Mikhail Mozer
- Mozer in 1959
- Country (sports): Soviet Union
- Born: 22 June 1935 Mukačevo, Czechoslovakia
- Died: 28 October 1993 (aged 58)

Singles

Grand Slam singles results
- French Open: 1R (1960)
- Wimbledon: 1R (1960, 1963)

= Mikhail Mozer =

Soviet-Ukrainian tennis player (1935–1993)

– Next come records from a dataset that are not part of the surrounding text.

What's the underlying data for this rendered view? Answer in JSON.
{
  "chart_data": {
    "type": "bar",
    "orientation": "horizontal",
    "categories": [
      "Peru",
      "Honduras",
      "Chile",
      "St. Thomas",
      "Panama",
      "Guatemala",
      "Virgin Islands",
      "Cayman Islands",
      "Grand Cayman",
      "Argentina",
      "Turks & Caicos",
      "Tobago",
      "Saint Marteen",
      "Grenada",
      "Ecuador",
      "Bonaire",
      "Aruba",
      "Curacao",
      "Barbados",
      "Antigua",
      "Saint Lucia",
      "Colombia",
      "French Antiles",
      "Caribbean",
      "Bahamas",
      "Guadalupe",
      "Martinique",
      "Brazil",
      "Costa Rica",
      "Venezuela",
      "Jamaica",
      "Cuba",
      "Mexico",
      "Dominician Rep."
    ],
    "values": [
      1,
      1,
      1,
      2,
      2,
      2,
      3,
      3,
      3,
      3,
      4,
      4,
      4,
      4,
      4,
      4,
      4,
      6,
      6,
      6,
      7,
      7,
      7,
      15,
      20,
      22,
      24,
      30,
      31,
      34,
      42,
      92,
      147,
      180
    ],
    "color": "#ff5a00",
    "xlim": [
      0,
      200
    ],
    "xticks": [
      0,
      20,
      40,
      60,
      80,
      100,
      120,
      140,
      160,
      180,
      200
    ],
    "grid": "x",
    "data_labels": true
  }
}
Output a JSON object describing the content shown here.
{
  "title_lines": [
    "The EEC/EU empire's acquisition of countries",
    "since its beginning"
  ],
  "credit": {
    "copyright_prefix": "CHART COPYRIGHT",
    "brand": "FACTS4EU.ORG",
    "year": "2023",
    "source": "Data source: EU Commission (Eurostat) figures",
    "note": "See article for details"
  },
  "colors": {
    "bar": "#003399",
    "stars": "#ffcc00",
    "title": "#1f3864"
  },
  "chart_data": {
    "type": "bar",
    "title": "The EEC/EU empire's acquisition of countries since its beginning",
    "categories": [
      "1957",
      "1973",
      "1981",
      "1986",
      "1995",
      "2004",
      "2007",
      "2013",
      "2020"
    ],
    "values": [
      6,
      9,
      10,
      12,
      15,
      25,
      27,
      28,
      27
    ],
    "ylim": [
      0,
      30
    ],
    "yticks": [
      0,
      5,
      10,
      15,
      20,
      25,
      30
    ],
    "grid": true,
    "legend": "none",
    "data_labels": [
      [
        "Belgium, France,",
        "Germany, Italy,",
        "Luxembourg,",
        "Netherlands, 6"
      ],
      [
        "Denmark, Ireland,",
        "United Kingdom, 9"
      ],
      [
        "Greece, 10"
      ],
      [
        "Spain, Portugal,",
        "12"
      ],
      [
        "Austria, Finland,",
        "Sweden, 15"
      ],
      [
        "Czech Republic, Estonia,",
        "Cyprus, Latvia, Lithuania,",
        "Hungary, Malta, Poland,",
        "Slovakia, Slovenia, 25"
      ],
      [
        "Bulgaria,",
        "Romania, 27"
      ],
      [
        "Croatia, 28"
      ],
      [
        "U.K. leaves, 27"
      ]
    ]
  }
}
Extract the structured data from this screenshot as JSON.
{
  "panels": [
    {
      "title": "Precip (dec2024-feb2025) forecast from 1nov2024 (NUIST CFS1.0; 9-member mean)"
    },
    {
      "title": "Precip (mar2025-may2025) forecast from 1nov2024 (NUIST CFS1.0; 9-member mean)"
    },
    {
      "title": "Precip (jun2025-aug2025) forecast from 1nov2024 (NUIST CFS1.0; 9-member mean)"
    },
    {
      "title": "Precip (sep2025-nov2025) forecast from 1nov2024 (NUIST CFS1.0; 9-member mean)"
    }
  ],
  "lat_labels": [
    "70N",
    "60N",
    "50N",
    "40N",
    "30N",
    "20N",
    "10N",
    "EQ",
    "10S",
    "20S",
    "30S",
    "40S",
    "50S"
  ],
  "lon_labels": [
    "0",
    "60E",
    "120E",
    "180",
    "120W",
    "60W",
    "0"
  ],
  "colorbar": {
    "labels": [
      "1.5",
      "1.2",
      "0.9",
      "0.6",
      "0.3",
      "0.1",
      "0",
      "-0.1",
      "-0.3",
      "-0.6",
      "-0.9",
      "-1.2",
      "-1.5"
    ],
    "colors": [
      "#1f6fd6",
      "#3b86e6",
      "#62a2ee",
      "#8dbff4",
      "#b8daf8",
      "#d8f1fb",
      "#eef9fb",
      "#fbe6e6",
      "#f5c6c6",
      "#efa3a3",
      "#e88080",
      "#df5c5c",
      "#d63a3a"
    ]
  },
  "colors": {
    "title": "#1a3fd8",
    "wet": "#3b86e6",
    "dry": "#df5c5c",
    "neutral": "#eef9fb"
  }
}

Mikhail Ivanovich Mozer (Михаил Иванович Мозер; 22 June 1935 - 28 October 1993) was a Ukrainian tennis player who competed for the Soviet Union.

==Career==
Mozer won the Soviet Championships in both 1959 and 1960. He was unbeaten in Davis Cup competition, winning all four of his singles rubbers, which were all played in 1963 ties, against Finland and Chile. The Ukrainian twice competed at Wimbledon. In the 1960 tournament he lost a five set opening round match to Jiří Javorský and at the same event three years later he again exited in the first round, losing to Rafael Osuna. His only other appearance in a Grand Slam tournament was at the 1960 French Championships, where he was unable to get past Ingo Buding in the opening round.

His daughter is Russian pair skating coach Nina Mozer.